Il y a quelques semaines, lors de débats sur la flexibilité du travail, j’avais entendu Jean-Christophe le Duigou s’opposer à celle-ci avec l’argument suivant : “ce n’est pas en facilitant le divorce qu’on augmentera le nombre des mariages”. Cette opinion est très contestable, mais là n’est pas le sujet. Par contre, appliquer les règlementations et propositions de politiques de l’emploi à la question du mariage donne des résultats amusants, qui soulignent l’absurdité de celles-ci. Supposons donc que l’on considère qu’il est nécessaire d’augmenter le nombre de mariages en France. Qu’est-ce que cela pourrait donner?

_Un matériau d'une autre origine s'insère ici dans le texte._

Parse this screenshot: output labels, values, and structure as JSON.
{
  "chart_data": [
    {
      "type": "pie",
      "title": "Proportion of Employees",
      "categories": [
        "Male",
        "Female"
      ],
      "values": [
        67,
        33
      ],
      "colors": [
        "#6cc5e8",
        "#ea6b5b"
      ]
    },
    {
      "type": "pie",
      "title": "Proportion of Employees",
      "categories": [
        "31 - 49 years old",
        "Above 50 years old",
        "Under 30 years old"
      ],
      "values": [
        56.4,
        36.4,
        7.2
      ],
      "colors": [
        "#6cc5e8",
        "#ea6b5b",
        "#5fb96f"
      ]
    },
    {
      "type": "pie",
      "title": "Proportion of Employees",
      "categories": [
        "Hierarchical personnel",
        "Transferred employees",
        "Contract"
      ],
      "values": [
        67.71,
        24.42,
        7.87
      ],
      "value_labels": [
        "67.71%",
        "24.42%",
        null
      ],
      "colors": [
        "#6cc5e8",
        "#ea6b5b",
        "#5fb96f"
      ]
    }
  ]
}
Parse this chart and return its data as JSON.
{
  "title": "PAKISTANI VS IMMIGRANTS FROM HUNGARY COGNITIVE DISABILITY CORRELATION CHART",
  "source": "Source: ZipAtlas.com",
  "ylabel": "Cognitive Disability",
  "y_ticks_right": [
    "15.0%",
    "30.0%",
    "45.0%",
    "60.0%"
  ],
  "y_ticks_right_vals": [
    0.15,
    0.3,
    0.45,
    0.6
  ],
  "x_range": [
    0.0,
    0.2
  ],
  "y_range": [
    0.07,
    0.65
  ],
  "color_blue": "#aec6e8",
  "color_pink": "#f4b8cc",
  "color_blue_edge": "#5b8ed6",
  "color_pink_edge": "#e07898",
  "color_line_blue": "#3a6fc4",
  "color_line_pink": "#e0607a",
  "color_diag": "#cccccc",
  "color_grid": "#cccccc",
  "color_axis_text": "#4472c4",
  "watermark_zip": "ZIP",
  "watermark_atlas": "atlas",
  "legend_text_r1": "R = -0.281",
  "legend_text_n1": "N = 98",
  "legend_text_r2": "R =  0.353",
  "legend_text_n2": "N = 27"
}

– L’Etat actuel de la législation : il existe deux grandes catégories de mariage. La première, c’est le mariage à durée indéterminée. Pour celui-ci, le divorce est extrêmement difficile. Si vous souhaitez divorcer, vous avez besoin d’une autorisation de la justice; la procédure judiciaire peut durer plusieurs années. A l’issue de celles-ci, le juge peut décider que le divorce n’aurait pas dû avoir lieu, et que vous avez l’obligation de revivre ensemble, et de verser à votre conjoint la moitié du salaire que vous avez touché durant la procédure judiciaire, plus une pénalité. Les règles qui déterminent la décision du magistrat sont floues, interprétées diversement selon les tribunaux et soumises à une jurisprudence fluctuante. Par exemple, vous avez le droit de divorcer pour éviter que votre bien-être ne se dégrade, mais pas pour l’améliorer. Ainsi par exemple, un homme qui après s’être séparé de sa femme a acheté un petit coupé sport a été condamné, au bout de deux ans, à se réinstaller avec son épouse.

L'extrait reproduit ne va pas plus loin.